En la matière, la réglementation est communautaire. Elle interdit le surpressurage des raisins. Les États membres peuvent imposer à tous leurs producteurs, ou à une partie d’entre eux de livrer, aux fins de distillation, une partie ou la totalité des sous-produits de la vinification sur la base de critères objectifs et non discriminatoires. C’était le cas en France, où une obligation de livrer les sous-produits à la distillation s’imposait aux viticulteurs avec quelques dérogations pour tenir compte de l’absence de distilleries dans certaines régions.
Une expérimentation sur la valorisation des sous-produits a été menée de 2010 à 2012. Cette expérimentation a confirmé le rôle et l’intérêt du recours aux distilleries viticoles, et a également permis d’évaluer d’autres voies d’élimination des sous-produits, qui peuvent constituer, dans certains cas, une opportunité économique pour les producteurs.
Après une analyse juridique et technique du dispositif en vigueur et au terme de l’expérimentation, il est apparu nécessaire d’adapter la réglementation nationale. L’objectif est de fournir un cadre sécurisé et pérenne qui permette à chaque exploitation viticole de trouver une voie d’élimination des sous-produits adaptée à sa situation.
Ce nouveau cadre prévoit plusieurs possibilités pour éliminer les sous-produits de la vinification : la livraison à la distillation ou à un centre de méthanisation – j’y tiens, car la matière organique, donc le méthane, constitue un potentiel énergétique que l’on ne peut plus perdre –, la méthanisation ou le compostage sur l’exploitation, l’épandage sur l’exploitation ou sur celle de tiers.

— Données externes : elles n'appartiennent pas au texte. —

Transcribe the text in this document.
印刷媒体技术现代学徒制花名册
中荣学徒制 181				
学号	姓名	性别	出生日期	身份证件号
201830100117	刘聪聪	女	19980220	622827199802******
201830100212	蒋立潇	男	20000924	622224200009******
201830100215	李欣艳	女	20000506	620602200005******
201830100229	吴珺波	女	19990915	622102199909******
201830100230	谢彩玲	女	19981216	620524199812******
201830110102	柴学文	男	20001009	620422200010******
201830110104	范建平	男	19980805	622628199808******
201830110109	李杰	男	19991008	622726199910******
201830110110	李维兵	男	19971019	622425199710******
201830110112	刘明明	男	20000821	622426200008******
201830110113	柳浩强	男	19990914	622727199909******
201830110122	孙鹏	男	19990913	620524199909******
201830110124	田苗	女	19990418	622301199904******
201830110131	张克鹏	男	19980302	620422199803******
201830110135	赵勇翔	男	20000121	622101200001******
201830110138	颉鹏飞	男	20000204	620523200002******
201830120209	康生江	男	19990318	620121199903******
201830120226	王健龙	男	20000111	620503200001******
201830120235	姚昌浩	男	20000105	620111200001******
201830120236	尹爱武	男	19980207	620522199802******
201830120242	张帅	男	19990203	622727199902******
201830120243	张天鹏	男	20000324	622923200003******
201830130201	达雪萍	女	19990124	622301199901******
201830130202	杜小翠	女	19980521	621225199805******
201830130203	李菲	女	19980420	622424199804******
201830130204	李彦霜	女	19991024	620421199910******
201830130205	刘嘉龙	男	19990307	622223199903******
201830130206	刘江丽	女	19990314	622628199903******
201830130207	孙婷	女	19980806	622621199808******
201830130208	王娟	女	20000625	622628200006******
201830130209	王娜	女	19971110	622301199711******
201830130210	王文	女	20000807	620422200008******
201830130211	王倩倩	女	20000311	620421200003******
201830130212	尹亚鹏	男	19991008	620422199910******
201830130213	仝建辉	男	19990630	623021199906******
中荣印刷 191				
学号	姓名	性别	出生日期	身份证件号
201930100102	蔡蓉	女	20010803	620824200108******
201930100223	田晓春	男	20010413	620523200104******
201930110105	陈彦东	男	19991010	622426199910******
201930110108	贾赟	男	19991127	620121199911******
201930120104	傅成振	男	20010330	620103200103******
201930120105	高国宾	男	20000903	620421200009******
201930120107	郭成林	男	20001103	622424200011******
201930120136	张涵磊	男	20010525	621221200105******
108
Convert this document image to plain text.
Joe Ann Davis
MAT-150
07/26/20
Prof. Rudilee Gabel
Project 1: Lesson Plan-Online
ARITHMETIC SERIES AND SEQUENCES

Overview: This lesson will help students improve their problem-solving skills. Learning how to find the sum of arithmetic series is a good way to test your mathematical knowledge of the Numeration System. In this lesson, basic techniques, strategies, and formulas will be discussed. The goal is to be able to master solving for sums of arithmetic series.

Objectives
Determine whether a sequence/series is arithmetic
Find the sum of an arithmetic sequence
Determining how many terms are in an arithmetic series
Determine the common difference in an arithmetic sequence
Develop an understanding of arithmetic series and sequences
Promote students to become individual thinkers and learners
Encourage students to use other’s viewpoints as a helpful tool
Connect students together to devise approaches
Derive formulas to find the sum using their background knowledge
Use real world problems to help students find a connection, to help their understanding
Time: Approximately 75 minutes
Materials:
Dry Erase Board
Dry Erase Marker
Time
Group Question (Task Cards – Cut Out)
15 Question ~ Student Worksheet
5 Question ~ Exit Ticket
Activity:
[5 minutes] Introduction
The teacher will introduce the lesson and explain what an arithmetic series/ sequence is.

Les viticulteurs qui choisiraient une autre voie que la distillation auront des obligations en matière de pesée ou d’analyse afin de permettre le contrôle des dispositions de la réglementation européenne.
La nouvelle réglementation ne prévoit pas de traitement différencié entre producteurs sur la base d’un zonage géographique. Les viticulteurs du département de l’Ain pourront ainsi choisir, comme les autres viticulteurs des autres départements, la voie d’élimination des sous-produits qui répond le mieux à leur situation. Je le redis, la distillation n’est pas la seule voie envisageable ; d’autres solutions peuvent être expérimentées, dont certaines sont, à mes yeux, très importantes.
Le Gouvernement confirme son objectif d’une publication rapide des textes relatifs à l’élimination des sous-produits, afin que le cadre national rénové soit d’application dès la récolte 2014.
Monsieur le sénateur, votre question est très utile : elle m’invite à me pencher, ce que je ferai avec diligence, sur ce sujet précis, alors que, en matière viticole, mes préoccupations du moment portent plutôt sur les questions liées au moût concentré et au moût concentré rectifié. Je vérifierai que la nouvelle réglementation sera bien appliquée rapidement, afin que les producteurs de l’Ain puissent faire le choix le mieux adapté à leur situation entre la méthanisation, l’épandage ou la distillation.